Rare but known means that such powers are wielded just by few of the most powerful masters of magic (such as high level PCs in RPGs), and perhaps lesser magi could have less potent forms of this, able to kill few men at once, but not to disperse a well-disciplined unit of 100 men. Then the difference wouldn't be as great, but elite armies (or ordinary soldiers when enemy is known to have some masters of magic) would be trained to disperse (and perhaps fall down, to mitigate destruction done by explosions) quickly, and then to form a shield wall again when enemy soldiers approach close enough that enemy is unlikely to throw more explosive fireballs to the area. This is the norm in most low- to mid-magic fantasy worlds.

When fireball-hurlers are really common (every army has enough of them to blast any army of similar strength grouped together into nothing in minutes), then the tactics must be different. Now soldiers would be trained to fight dispersed in small groups and only the elite would be trained to form a shield wall when no enemy mage can be seen.

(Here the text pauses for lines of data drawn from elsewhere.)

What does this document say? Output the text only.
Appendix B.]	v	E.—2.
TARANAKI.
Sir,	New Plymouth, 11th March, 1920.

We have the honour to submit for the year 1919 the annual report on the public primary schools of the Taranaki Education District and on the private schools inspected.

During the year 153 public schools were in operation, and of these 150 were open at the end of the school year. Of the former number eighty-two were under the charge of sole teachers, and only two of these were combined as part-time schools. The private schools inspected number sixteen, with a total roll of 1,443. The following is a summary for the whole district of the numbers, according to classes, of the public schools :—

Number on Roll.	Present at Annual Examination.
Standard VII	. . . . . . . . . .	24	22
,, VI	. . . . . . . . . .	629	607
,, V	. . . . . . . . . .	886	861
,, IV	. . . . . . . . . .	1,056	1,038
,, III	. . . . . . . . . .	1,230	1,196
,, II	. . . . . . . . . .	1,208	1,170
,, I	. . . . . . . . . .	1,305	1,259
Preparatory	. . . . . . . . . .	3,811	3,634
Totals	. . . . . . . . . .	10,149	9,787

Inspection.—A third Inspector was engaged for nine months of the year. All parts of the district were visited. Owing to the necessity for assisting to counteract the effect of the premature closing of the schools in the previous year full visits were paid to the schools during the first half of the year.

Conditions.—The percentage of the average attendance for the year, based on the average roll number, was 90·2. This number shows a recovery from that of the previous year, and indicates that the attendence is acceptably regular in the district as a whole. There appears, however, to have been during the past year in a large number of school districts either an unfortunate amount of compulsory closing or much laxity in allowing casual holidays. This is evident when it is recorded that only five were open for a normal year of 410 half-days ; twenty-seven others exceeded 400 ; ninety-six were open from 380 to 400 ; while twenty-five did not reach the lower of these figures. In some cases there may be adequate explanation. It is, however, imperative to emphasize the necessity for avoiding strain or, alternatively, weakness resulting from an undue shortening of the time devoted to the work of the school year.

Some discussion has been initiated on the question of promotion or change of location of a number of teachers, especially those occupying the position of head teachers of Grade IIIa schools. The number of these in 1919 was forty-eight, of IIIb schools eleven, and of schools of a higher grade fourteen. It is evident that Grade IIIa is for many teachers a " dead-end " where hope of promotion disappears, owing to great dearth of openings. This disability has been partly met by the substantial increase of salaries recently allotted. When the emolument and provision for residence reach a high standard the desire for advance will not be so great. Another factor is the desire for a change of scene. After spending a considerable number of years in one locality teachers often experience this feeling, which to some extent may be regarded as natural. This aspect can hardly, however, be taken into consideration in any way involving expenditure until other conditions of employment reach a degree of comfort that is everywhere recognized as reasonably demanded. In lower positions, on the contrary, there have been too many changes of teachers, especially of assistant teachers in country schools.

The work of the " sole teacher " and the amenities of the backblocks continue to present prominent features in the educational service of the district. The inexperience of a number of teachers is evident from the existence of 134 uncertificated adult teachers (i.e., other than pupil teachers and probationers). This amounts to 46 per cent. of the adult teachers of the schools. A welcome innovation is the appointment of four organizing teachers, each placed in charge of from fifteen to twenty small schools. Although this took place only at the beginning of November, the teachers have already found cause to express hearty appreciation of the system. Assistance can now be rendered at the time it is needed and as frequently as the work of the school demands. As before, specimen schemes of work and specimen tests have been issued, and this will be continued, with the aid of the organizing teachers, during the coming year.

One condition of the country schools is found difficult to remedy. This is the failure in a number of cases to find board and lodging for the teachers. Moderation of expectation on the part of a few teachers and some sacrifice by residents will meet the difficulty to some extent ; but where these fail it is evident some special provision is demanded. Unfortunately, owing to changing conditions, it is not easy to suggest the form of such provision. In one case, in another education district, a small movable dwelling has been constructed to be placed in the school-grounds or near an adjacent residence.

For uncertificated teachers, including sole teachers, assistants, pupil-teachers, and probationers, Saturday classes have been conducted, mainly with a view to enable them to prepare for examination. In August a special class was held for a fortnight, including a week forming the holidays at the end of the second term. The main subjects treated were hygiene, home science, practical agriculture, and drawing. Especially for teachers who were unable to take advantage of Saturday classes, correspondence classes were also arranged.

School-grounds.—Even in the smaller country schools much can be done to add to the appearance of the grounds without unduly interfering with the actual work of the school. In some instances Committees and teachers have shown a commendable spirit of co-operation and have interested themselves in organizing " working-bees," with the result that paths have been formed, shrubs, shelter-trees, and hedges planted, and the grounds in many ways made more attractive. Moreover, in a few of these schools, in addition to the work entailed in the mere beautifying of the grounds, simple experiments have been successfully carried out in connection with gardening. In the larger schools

This is true for attacks where scattering is the only defense. If poison gas is common, ordinary soldiers (elite if it's uncommon but known) would have some kind of primitive gas mask - usually a mask with some herbs believed/known to counteract the poison. If this is really common, some armies could develop real gas masks like in the first World War.

If this is a good siege weapon, the effect would be similar to effect of cannons. Google something on 17th century fortresses for some idea, or ask another, more detailed question.